There was no real place to land, to feel safe, or to simply exist without being watched. Not because no one ever gave me space, but because my own programming no longer allowed me to receive it. Being constantly corrected, compared to, and having my space entered became a direct reflection of what had been modeled through my mother, now living as an internalized voice wherever I went.

I remember seeing the echoes of this pattern clearly when I started my journey of entrepreneurship and began creating content. My eyes filled with tears watching myself on screen while editing a video where my natural flow of speech barely made it out. I was seeing a woman struggling to say what she wanted to say, starting over and over again. I would sit for over an hour trying to record a single video and end up with nothing to edit.

As difficult as it was seeing myself like that, I felt a great deal of compassion for the woman on screen. Watching her struggle to speak, I made her a promise: it’s okay, we are going to move through this together.

It was on this journey of becoming that inner work became most important to me.
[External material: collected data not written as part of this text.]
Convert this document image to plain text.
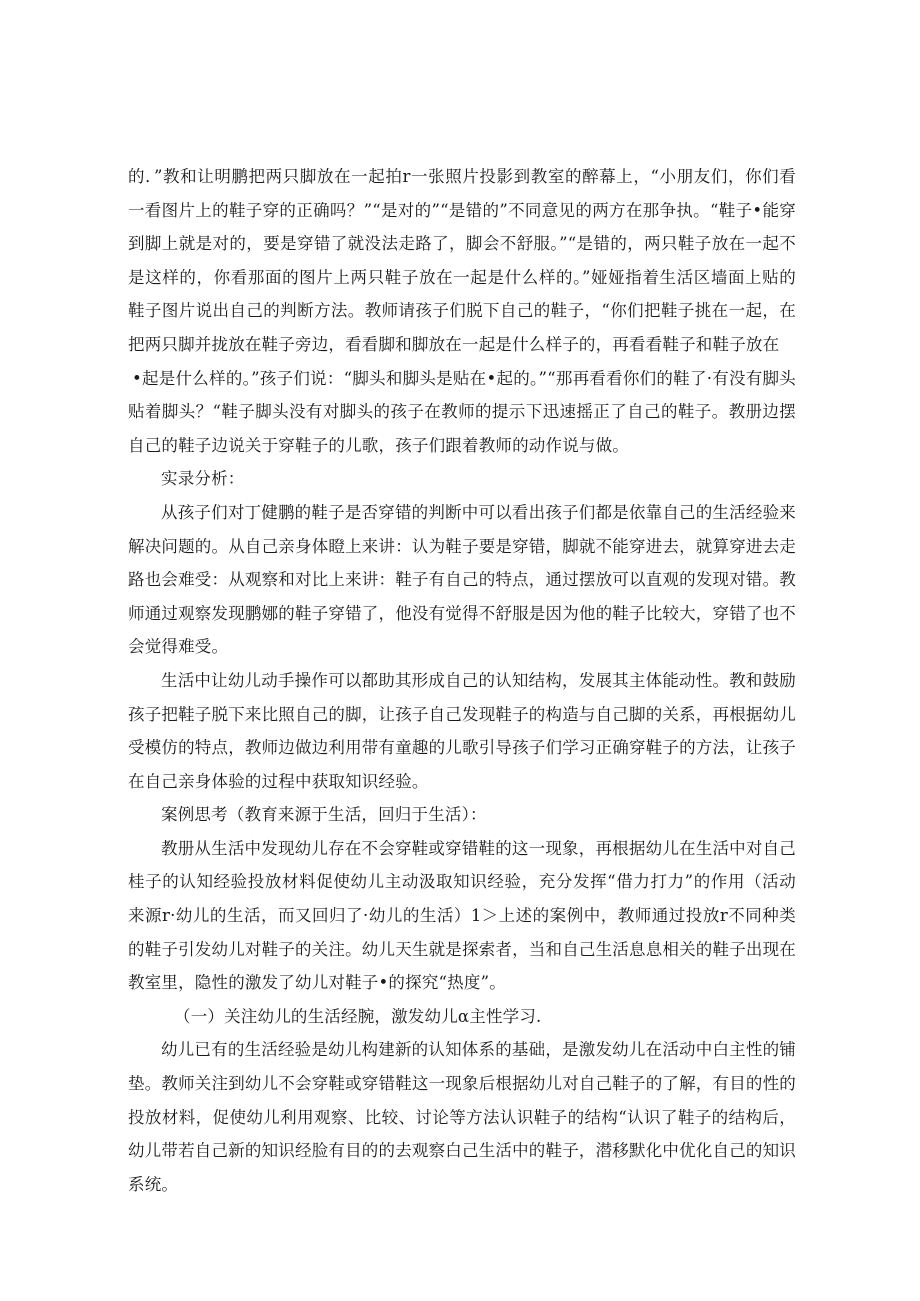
的．”教和让明鹏把两只脚放在一起拍r一张照片投影到教室的醉幕上，“小朋友们，你们看一看图片上的鞋子穿的正确吗？”“是对的”“是错的”不同意见的两方在那争执。“鞋子•能穿到脚上就是对的，要是穿错了就没法走路了，脚会不舒服。”“是错的，两只鞋子放在一起不是这样的，你看那面的图片上两只鞋子放在一起是什么样的。”娅娅指着生活区墙面上贴的鞋子图片说出自己的判断方法。教师请孩子们脱下自己的鞋子，“你们把鞋子挑在一起，在把两只脚并拢放在鞋子旁边，看看脚和脚放在一起是什么样子的，再看看鞋子和鞋子放在

•起是什么样的。”孩子们说：“脚头和脚头是贴在•起的。”“那再看看你们的鞋了·有没有脚头贴着脚头？“鞋子脚头没有对脚头的孩子在教师的提示下迅速摇正了自己的鞋子。教册边摆自己的鞋子边说关于穿鞋子的儿歌，孩子们跟着教师的动作说与做。

实录分析：

从孩子们对丁健鹏的鞋子是否穿错的判断中可以看出孩子们都是依靠自己的生活经验来解决问题的。从自己亲身体瞪上来讲：认为鞋子要是穿错，脚就不能穿进去，就算穿进去走路也会难受：从观察和对比上来讲：鞋子有自己的特点，通过摆放可以直观的发现对错。教师通过观察发现鹏娜的鞋子穿错了，他没有觉得不舒服是因为他的鞋子比较大，穿错了也不会觉得难受。

生活中让幼儿动手操作可以都助其形成自己的认知结构，发展其主体能动性。教和鼓励孩子把鞋子脱下来比照自己的脚，让孩子自己发现鞋子的构造与自己脚的关系，再根据幼儿受模仿的特点，教师边做边利用带有童趣的儿歌引导孩子们学习正确穿鞋子的方法，让孩子在自己亲身体验的过程中获取知识经验。

案例思考（教育来源于生活，回归于生活）：

教册从生活中发现幼儿存在不会穿鞋或穿错鞋的这一现象，再根据幼儿在生活中对自己桂子的认知经验投放材料促使幼儿主动汲取知识经验，充分发挥“借力打力”的作用（活动来源r·幼儿的生活，而又回归了·幼儿的生活）1＞上述的案例中，教师通过投放r不同种类的鞋子引发幼儿对鞋子的关注。幼儿天生就是探索者，当和自己生活息息相关的鞋子出现在教室里，隐性的激发了幼儿对鞋子•的探究“热度”。

（一）关注幼儿的生活经腕，激发幼儿α主性学习.

幼儿已有的生活经验是幼儿构建新的认知体系的基础，是激发幼儿在活动中白主性的铺垫。教师关注到幼儿不会穿鞋或穿错鞋这一现象后根据幼儿对自己鞋子的了解，有目的性的投放材料，促使幼儿利用观察、比较、讨论等方法认识鞋子的结构“认识了鞋子的结构后，幼儿带若自己新的知识经脸有目的的去观察白己生活中的鞋子，潜移默化中优化自己的知识系统。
Through this, my reality started to shift. I slowly began to unhide, share my voice, and life started to work for me with more ease.

The internalized voice of a parent, when left unchecked, will stand directly between you, your success, and your relationships, clouding the direct connection you have with your own internal source.

Reality does not change through outer control. It changes through reconnection with that internal source.

Once you start to recognize the patterns and can observe them with clarity, the grief of what could have been starts to turn into empowerment of who you are becoming.